The auditors also determined there was a “serious lack of accountability” and confusion over employee starting times at several DCF facilities they reviewed, and that some staff members were arriving more than 10 minutes late in 2012 and early 2013 and apparently being compensated for time not worked. Geragosian said improvements had been made by the time state auditors returned for a follow-up visit later in 2013. However, one manager in DCF’s Willimantic office arrived late 100 percent of the time during the second two-month review.
DCF said its supervisors and managers in all offices have been re-trained to maintain closer oversight and monitoring of workers’ schedules and attendance. The agency noted, however, there should be some level of flexibility given to social workers so they can meet with families, often later than normal state work hours.

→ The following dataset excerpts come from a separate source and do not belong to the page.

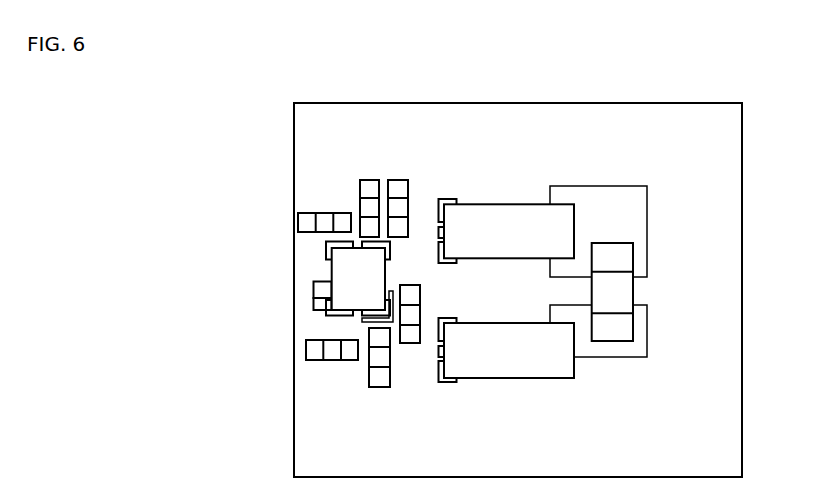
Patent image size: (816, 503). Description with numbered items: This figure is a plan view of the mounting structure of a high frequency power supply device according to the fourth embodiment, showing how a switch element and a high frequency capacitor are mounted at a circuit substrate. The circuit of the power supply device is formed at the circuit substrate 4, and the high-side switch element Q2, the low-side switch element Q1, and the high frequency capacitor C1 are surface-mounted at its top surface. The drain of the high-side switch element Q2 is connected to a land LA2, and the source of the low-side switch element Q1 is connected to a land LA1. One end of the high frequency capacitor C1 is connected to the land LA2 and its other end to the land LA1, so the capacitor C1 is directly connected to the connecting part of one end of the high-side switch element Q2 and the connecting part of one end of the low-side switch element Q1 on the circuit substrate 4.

The circuit substrate 4 is at (727, 125).
The high-side switch element Q2 is at (503, 210).
The low-side switch element Q1 is at (508, 365).
The land LA2 is at (635, 206).
The land LA1 is at (640, 350).
The high frequency capacitor C1 is at (625, 292).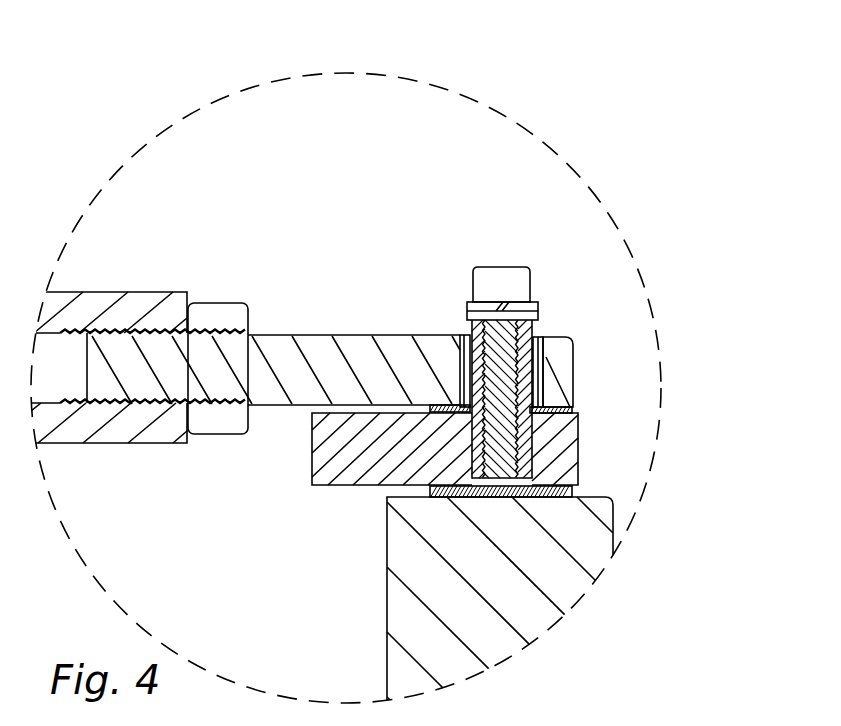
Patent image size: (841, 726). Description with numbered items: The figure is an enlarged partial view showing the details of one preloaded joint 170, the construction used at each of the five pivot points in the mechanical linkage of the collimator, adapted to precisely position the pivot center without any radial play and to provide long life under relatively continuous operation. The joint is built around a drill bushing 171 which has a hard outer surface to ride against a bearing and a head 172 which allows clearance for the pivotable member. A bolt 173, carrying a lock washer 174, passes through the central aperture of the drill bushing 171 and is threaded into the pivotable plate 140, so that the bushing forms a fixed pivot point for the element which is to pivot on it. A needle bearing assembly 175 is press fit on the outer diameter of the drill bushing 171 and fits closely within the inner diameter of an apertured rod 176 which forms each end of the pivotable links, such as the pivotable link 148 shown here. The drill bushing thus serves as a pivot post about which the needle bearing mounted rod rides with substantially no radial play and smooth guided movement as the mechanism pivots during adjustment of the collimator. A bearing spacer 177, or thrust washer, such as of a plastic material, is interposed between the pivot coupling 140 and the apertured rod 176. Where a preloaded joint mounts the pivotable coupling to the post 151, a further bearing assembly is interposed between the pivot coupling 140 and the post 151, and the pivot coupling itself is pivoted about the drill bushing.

The preloaded joint 170 is at (456, 163).
The pivotable link 148 is at (134, 289).
The head 172 is at (466, 326).
The bolt 173 is at (505, 282).
The lock washer 174 is at (535, 302).
The drill bushing 171 is at (540, 322).
The needle bearing assembly 175 is at (462, 335).
The apertured rod 176 is at (460, 377).
The bearing spacer 177 is at (405, 412).
The pivotable plate 140 is at (578, 445).
The post 151 is at (528, 612).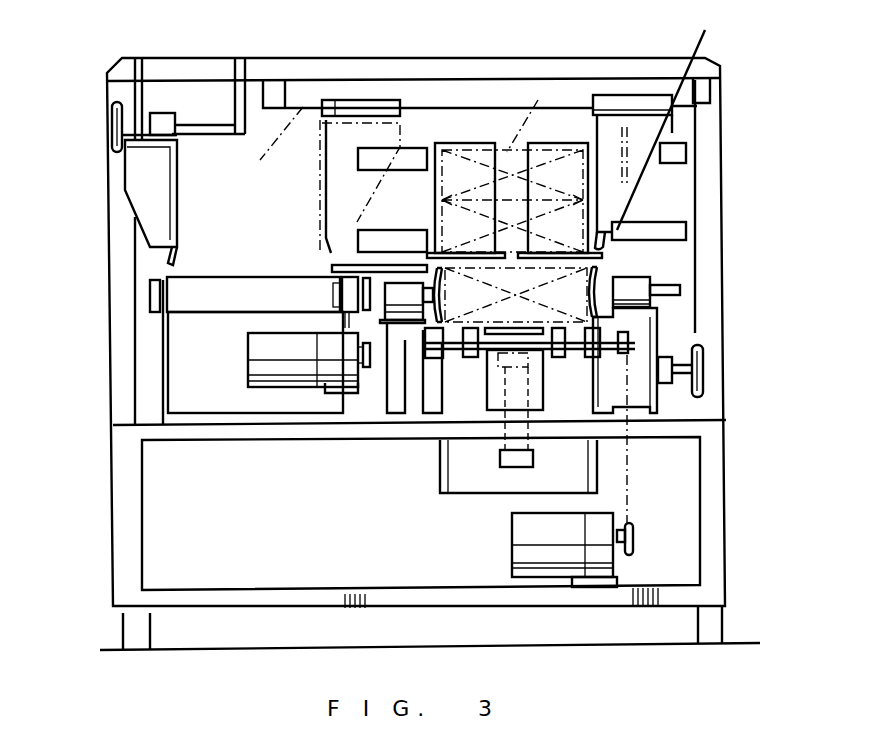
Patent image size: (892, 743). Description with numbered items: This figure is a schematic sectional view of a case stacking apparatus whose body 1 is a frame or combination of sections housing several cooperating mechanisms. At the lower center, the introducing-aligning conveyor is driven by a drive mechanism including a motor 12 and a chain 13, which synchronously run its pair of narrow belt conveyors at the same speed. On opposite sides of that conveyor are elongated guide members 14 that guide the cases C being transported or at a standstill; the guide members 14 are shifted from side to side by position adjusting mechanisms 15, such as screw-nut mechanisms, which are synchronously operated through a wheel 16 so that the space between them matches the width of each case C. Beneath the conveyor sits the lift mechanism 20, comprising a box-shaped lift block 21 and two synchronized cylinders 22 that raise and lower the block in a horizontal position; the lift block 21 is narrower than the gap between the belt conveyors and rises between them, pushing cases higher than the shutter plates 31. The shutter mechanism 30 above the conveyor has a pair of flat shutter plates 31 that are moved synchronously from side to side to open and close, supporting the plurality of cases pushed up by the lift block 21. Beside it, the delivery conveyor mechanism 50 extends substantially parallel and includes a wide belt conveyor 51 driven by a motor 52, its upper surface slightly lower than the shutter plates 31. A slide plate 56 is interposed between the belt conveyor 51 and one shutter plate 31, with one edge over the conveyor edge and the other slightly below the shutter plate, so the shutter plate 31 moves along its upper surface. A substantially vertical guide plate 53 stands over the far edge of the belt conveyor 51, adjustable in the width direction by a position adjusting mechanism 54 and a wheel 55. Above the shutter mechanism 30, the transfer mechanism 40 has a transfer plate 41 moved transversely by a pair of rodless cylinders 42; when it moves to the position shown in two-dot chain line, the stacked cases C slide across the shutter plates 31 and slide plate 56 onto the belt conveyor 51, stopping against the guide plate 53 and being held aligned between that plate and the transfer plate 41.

The body 1 is at (733, 522).
The motor 12 is at (530, 550).
The chain 13 is at (627, 523).
The guide member 14 is at (438, 308).
The position adjusting mechanism 15 is at (390, 325).
The wheel 16 is at (705, 375).
The lift mechanism 20 is at (470, 402).
The lift block 21 is at (483, 372).
The cylinder 22 is at (488, 480).
The shutter mechanism 30 is at (468, 125).
The shutter plate 31 is at (447, 253).
The transfer mechanism 40 is at (688, 128).
The transfer plate 41 is at (335, 120).
The rodless cylinder 42 is at (605, 95).
The delivery conveyor mechanism 50 is at (152, 326).
The belt conveyor 51 is at (214, 293).
The motor 52 is at (262, 372).
The guide plate 53 is at (170, 204).
The position adjusting mechanism 54 is at (163, 118).
The wheel 55 is at (115, 141).
The slide plate 56 is at (352, 262).
The case C is at (303, 107).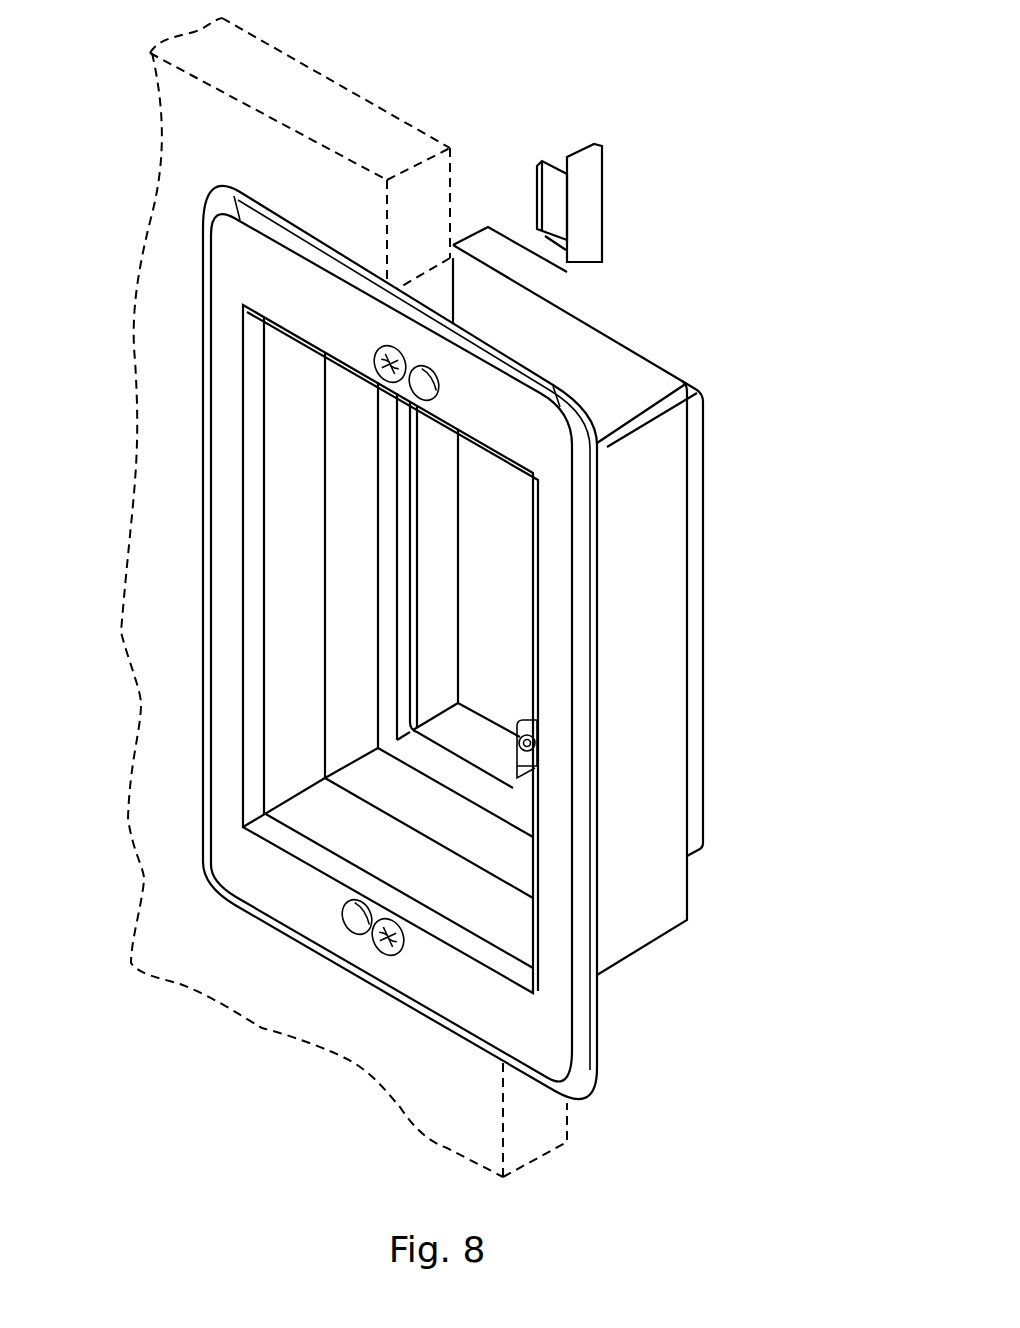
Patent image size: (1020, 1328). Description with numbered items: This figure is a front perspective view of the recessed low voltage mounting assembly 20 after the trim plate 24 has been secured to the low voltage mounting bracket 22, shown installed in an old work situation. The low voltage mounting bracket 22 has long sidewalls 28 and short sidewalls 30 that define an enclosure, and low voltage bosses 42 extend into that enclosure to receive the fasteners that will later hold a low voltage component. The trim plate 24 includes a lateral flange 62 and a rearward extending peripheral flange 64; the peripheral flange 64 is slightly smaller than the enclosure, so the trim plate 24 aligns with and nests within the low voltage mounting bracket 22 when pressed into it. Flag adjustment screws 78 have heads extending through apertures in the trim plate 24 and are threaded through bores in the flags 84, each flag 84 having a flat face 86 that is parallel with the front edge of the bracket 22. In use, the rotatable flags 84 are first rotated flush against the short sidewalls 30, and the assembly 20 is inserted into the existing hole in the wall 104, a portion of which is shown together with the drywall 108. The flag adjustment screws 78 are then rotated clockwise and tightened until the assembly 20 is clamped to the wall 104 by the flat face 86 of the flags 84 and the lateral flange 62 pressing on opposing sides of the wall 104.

The recessed low voltage mounting assembly 20 is at (176, 333).
The low voltage mounting bracket 22 is at (627, 363).
The trim plate 24 is at (557, 753).
The long sidewalls 28 is at (654, 629).
The short sidewalls 30 is at (471, 298).
The low voltage bosses 42 is at (522, 722).
The lateral flange 62 is at (521, 425).
The rearward extending peripheral flange 64 is at (311, 562).
The flag adjustment screws 78 is at (378, 376).
The flags 84 is at (606, 200).
The flat face 86 is at (547, 200).
The wall 104 is at (210, 163).
The drywall 108 is at (357, 153).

Thursday’s report followed another state investigation by the Office of the Child Advocate into DCF’s juvenile detention facilities. That recent study found delinquent youths have been subjected to unlawful and repeated restraint and isolation at the Connecticut Juvenile Training School for boys and the neighboring Pueblo Unit for girls in Middletown.
While DCF said it has taken steps to end certain restraints, state lawmakers are planning to hold legislative hearings on conditions at both facilities.
Senate Minority Leader Len Fasano, R-North Haven, who has called on DCF Commissioner Joette Katz to step down, said the auditors’ report shows that “the chaos” in the juvenile detention facilities “extends to the agency’s finances and operations as well. These are not isolated problems.”